Friday’s December jobs report saw the first decline in employment since the lockdowns of March and April. Let’s take a closer look.
As I pointed out Friday, the losses were concentrated in the food and dining (restaurant) and amusement and recreation sectors, both of which are shown below normalized to 100 as of February:
The two sectors are down 20% and 30% from their February peaks.
By contrast, the leading job sectors of manufacturing, residential and overall construction, and temporary help positions all continued with gains, and are close to if not completely recovered from their pandemic losses. Below I show these YoY in two time periods for easier comparison (note two of the series did not begin until the 1980s).
1983 – present:
This is one of the many signs pointing to a strong rebound in the overall economy once the pandemic is brought under control.

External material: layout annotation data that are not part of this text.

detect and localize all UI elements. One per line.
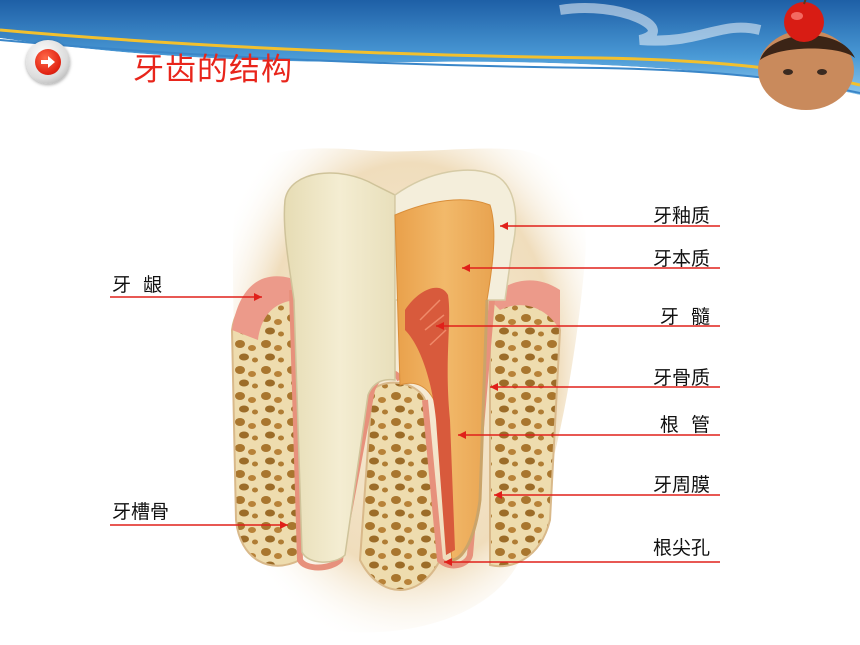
pointer-lines <box>110 225 720 563</box>
label-enamel: 牙釉质 <box>652 205 710 227</box>
label-root-canal: 根 管 <box>659 414 710 436</box>
page-title: 牙齿的结构 <box>133 52 293 88</box>
label-dentin: 牙本质 <box>652 248 710 270</box>
label-alveolar-bone: 牙槽骨 <box>112 501 170 523</box>
label-pulp: 牙 髓 <box>659 306 710 328</box>
label-gum: 牙 龈 <box>112 274 163 296</box>
label-periodontal-membrane: 牙周膜 <box>652 474 710 496</box>
label-apical-foramen: 根尖孔 <box>652 537 710 559</box>
label-cementum: 牙骨质 <box>652 367 710 389</box>
child-apple-illustration <box>758 0 855 110</box>
next-arrow-button[interactable] <box>26 40 70 84</box>
next-arrow-icon <box>35 49 61 75</box>
header-banner <box>0 0 860 110</box>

Another important way to look at employment is via the differential impact of the pandemic on the goods-producing vs. service-providing sectors of the economy. Below are the YoY% changes also broken down into two time periods for easier comparison.
1983 – present:
Up until the Great Recession, the goods-producing sector always bore the brunt of layoffs. In fact, the worst YoY losses in service jobs were 1.4% in 1949 and 1.3% in 1958, respectively. In 2009, by contrast, the worst losses were 3.2%. Last year, there were 13.8% losses in April, improving to their “best” reading of 6.3% losses in November.
Finally here are the breakdowns in YoY job gains and losses between men (blue) and women (red), divided into the same two time periods:
Because women have disproportionately been employed in the lower-paying service sectors, they did not suffer layoffs *relatively* as bad as men during recessions prior to the turn of the Millennium. This got worse during the Great Recession, and in this pandemic recession, they have been hit the worst of all historically.